Every Monday in New Hanover County, 18 grand jurors gather to decide whether to pursue charges against suspects in criminal cases. While jury duty is widely seen as a burden, jurors tell us grand jury duty is even more dreaded. These same jurors report to court every other Monday for a year, often losing income as they miss work for jury duty. The state pays grand jurors $20 a day for their time.

Former New Hanover County grand jury foreman Maggie Bennington said she wouldn't have minded the job so much if she felt it was adding value to the criminal justice process. But she said the grand jury is only given one side of the story - from a police officer.

There is no rebuttal from anyone on the defense team. Jurors are told that a prosecutor has already reviewed each case and decided there is enough evidence to likely get a conviction at trial.

"What am I as a grand juror going to add to that?" Bennington asked rhetorically when we interviewed her about the experience.  "I don't really see the point of the process."

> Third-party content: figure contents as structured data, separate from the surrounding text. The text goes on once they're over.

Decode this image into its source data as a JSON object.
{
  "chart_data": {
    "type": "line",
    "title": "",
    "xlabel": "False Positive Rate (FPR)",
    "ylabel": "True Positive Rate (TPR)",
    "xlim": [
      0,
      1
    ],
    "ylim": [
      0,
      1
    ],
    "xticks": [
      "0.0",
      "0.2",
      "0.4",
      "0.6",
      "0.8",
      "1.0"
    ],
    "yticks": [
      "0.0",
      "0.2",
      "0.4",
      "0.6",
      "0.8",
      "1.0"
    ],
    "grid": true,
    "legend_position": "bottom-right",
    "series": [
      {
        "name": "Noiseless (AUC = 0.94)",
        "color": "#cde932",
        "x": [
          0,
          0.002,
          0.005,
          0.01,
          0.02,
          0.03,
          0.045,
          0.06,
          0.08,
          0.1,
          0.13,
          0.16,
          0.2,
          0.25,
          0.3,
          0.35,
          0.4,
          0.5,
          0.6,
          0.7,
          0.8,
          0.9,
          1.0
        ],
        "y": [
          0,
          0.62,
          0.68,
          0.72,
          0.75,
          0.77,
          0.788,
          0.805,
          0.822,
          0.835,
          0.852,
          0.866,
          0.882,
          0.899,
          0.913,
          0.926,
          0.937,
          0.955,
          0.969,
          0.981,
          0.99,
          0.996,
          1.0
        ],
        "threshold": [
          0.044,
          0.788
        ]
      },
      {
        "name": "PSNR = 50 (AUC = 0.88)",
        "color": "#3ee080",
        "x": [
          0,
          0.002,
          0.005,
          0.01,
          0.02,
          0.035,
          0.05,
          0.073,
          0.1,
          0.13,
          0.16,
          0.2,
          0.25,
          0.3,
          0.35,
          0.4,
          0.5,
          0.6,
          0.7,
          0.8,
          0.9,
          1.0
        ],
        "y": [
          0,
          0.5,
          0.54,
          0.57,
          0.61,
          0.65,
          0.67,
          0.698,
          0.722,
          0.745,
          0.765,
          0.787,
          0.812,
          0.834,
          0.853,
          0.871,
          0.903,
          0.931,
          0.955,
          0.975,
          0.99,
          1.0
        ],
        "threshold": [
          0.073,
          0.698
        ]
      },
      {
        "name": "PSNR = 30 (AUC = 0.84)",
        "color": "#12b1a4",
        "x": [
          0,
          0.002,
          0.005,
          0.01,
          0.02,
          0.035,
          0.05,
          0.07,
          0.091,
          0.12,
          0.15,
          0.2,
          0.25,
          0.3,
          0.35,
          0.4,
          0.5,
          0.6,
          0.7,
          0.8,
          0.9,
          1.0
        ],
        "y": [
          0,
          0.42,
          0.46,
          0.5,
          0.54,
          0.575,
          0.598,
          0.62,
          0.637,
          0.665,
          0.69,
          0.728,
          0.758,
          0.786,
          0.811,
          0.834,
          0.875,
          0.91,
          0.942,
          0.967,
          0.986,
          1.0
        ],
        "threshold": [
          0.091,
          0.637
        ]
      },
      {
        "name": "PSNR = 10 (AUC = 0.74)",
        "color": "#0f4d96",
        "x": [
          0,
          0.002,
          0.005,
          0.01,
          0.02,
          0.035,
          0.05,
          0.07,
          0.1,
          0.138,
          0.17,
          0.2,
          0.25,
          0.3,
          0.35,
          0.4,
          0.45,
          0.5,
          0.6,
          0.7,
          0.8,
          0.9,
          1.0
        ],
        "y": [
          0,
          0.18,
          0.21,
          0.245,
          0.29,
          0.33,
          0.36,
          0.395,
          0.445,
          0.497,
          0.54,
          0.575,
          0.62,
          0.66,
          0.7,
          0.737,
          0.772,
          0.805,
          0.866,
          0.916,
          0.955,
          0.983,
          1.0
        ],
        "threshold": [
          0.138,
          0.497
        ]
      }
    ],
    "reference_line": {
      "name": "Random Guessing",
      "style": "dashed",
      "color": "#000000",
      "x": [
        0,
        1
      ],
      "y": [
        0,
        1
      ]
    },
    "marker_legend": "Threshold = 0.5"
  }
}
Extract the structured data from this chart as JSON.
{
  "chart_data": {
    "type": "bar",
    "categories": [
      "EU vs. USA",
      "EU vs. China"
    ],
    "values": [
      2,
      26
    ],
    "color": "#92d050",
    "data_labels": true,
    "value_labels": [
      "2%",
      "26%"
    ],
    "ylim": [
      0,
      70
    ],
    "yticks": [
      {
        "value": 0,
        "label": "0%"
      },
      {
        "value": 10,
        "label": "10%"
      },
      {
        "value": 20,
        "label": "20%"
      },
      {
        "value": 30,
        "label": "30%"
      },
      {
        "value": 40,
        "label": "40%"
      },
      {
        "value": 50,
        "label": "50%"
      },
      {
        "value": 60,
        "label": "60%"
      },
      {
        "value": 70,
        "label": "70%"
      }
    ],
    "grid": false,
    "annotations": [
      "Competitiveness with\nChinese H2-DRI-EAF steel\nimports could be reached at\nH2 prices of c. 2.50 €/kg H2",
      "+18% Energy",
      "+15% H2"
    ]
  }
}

Bennington said in the year she served on the grand jury, they indicted the suspects in the vast majority of the cases. She said since they weren't sending the defendants to jail, it made more sense to them to let a regular jury - privy to both sides of the story – consider the defendant's case in full and then decide guilt or innocence.

Since it seemed like more of a procedural matter than a thorough and balanced review of the case, many jurors felt frustrated by their grand jury obligation.

"I definitely don't think it's worthwhile, Bennington said. "The majority of the people that are there would rather be anywhere else."

Case in point, Bennington said one of her fellow grand jurors often slept through the proceedings. Eventually, that juror was dismissed.

The grand jury system has been in place for hundreds of years. In North Carolina, its use predates our statehood, and instructions for grand jurors are spelled out in our state constitution.

But critics say it's no longer working the way it was intended.

"It really is - it's almost a joke in the legal community. I don't believe that 99.9% of the time the process in any way serves it's purpose of being…a buffer between the government and the citizens as far as who is being charged," explained Lawrence Shotwell, a criminal defense attorney in Wilmington.

Still, he says there are some recent examples of a grand jury having a more purposeful role. In December, a grand jury decided not to move forward with criminal charges in the case of Stafford Brister. The Wilmington Police officer was under review for siccing his K9 on a suspect who appeared to be trying to surrender after a chase.

It was a clear violation of police policy, but District Attorney Ben David left it up to a jury to decide whether Brister's actions were criminal.

"Hopefully prosecutors… try to be as reasonable as we can to make sure that the facts are there and that the law is there before we pursue something, but a grand jury is the ultimate we the people moment of checking government power," David said.

After the grand jury voted not to pursue criminal charges against Brister, David dropped the case. He said grand juries are a valuable tool and an excellent way to get community input in cases where there is a tough legal call to make.

The day they heard Brister's case, the grand jury also considered 117 other cases during it's roughly 4 and a half hour work day. They handed down a true bill of indictment in 115 cases. In the two others, they took no action.

About half of the states in this country no longer require a grand jury for a felony indictment, and some legal insiders would be happy for North Carolina to join that list. But not State Senator Thom Goolsby.

The Wilmington attorney and chair of the state oversight committee on justice and public safety would rather see our grand jury system be revived to better protect defendants from being put on trial without proper cause.

One suggestion he mentioned was allowing the defense attorney to be present at the grand jury proceedings. He hopes to pass legislation to change our grand jury system in the upcoming short session.